Search
  • George Bradt

The Secret To Seeing Around Corners


We all know them – those amazing people who appear to be able to see around corners. They almost always seem to know what’s coming before anyone else does and be ready for it.

Here’s their dirty little secret.

There is no magic. They just spend more time with outside-in thinking than the rest of us. They are constantly looking for potential changes and asking themselves, “What if?”

Thus, when things happen that surprise others, they’ve already thought through their options.

Outside-in thinking

Premise #1: You can’t control external events. All you can control is how you react to those events.

Premise #2: People needing to react quickly to external events have less time to think things through than those that anticipate possible external events.

Putting those together suggests you’re going to better off thinking about possible external events in advance.

The 5Cs framework is a good place to start: Customers, Collaborators, Capabilities, Competitors, Conditions

Conditions: The context in which you, your customers, collaborators and competitors work in. Look at social/demographic, political/government/regulatory, micro and macro-economic context and trends and market definitions, inflows, outflows, substitutes and trends – as well as the impact of climate change on your organization.

Ask what if some of those change in ways different than you expect.

Customers: Those that benefit from the output of your work product.

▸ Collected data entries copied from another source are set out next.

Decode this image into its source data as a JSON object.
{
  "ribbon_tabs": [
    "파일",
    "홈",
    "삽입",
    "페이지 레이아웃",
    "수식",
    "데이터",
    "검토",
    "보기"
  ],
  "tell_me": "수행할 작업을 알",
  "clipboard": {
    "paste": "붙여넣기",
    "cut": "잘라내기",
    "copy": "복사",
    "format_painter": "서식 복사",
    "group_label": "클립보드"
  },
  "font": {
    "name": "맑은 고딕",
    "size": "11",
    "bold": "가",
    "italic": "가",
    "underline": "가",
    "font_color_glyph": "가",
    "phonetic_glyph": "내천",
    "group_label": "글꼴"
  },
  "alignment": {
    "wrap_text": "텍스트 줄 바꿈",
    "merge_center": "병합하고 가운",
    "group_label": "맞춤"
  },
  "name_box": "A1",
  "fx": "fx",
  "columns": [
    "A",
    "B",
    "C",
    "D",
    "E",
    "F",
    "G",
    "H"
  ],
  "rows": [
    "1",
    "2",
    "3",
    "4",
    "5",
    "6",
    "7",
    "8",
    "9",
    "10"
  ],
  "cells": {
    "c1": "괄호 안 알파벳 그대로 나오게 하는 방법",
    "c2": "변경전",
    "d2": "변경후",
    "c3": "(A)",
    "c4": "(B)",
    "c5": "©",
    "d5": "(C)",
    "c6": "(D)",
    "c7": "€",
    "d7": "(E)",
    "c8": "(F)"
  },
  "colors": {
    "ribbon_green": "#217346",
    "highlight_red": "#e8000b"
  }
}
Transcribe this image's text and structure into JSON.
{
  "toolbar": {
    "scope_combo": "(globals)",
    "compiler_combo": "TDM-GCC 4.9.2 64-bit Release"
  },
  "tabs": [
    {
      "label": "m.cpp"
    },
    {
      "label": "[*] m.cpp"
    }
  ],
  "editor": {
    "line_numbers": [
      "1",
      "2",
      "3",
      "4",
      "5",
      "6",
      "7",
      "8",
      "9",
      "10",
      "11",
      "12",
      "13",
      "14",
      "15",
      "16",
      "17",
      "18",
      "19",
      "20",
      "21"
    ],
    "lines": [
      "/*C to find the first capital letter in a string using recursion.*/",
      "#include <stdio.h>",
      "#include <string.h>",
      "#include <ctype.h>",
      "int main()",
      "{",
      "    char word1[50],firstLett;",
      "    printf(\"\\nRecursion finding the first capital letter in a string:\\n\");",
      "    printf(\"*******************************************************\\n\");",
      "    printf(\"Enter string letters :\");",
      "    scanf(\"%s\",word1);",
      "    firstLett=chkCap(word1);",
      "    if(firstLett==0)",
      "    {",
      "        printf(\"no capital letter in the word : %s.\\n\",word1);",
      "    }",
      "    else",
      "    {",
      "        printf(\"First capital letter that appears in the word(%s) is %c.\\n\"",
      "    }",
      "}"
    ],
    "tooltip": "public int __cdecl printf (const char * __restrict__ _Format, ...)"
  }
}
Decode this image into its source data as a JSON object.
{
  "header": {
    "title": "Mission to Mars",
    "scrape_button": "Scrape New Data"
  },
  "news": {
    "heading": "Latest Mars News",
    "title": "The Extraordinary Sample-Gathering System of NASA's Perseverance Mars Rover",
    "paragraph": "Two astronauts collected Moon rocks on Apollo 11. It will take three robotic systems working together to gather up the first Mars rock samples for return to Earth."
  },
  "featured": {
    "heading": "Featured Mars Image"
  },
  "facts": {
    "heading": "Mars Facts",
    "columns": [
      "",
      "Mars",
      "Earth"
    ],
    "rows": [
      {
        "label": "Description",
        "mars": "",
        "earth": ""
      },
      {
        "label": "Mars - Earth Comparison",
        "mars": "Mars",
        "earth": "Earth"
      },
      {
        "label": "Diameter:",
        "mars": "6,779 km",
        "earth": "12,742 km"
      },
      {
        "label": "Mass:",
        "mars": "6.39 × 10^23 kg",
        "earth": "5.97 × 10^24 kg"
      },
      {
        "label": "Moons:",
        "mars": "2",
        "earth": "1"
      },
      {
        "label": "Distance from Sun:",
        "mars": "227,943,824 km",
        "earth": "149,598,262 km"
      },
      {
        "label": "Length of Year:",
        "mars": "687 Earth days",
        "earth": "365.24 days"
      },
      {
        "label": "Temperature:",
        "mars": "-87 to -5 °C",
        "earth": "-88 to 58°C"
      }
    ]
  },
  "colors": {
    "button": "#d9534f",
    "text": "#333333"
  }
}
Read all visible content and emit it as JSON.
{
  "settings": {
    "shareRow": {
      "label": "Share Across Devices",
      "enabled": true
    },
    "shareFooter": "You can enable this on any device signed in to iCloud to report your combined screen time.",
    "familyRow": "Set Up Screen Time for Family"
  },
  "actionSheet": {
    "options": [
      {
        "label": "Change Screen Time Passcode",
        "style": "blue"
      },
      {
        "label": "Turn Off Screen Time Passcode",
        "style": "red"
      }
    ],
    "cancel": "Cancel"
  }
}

Collaborators: Those that work with you to produce or enhance the design, development, selling, distribution or support of your work product.

Competitors: Those that create anything that your customers might choose instead of your work product.

For customers, collaborators, and competitors, focus your what if questions on possible changes in their needs, hopes, preference, commitment, strategies, and price/value perspective at any stage along their chain – including influencers.

Capabilities: Your own organizational strengths that enable the design, development, selling, distribution or support/service of your work product.

Of course, everyone you offer jobs to will accept and none of your key people will ever leave. Of course, all your people will deliver on all their commitments. But, just in case, ask what if things don’t happen exactly as planned.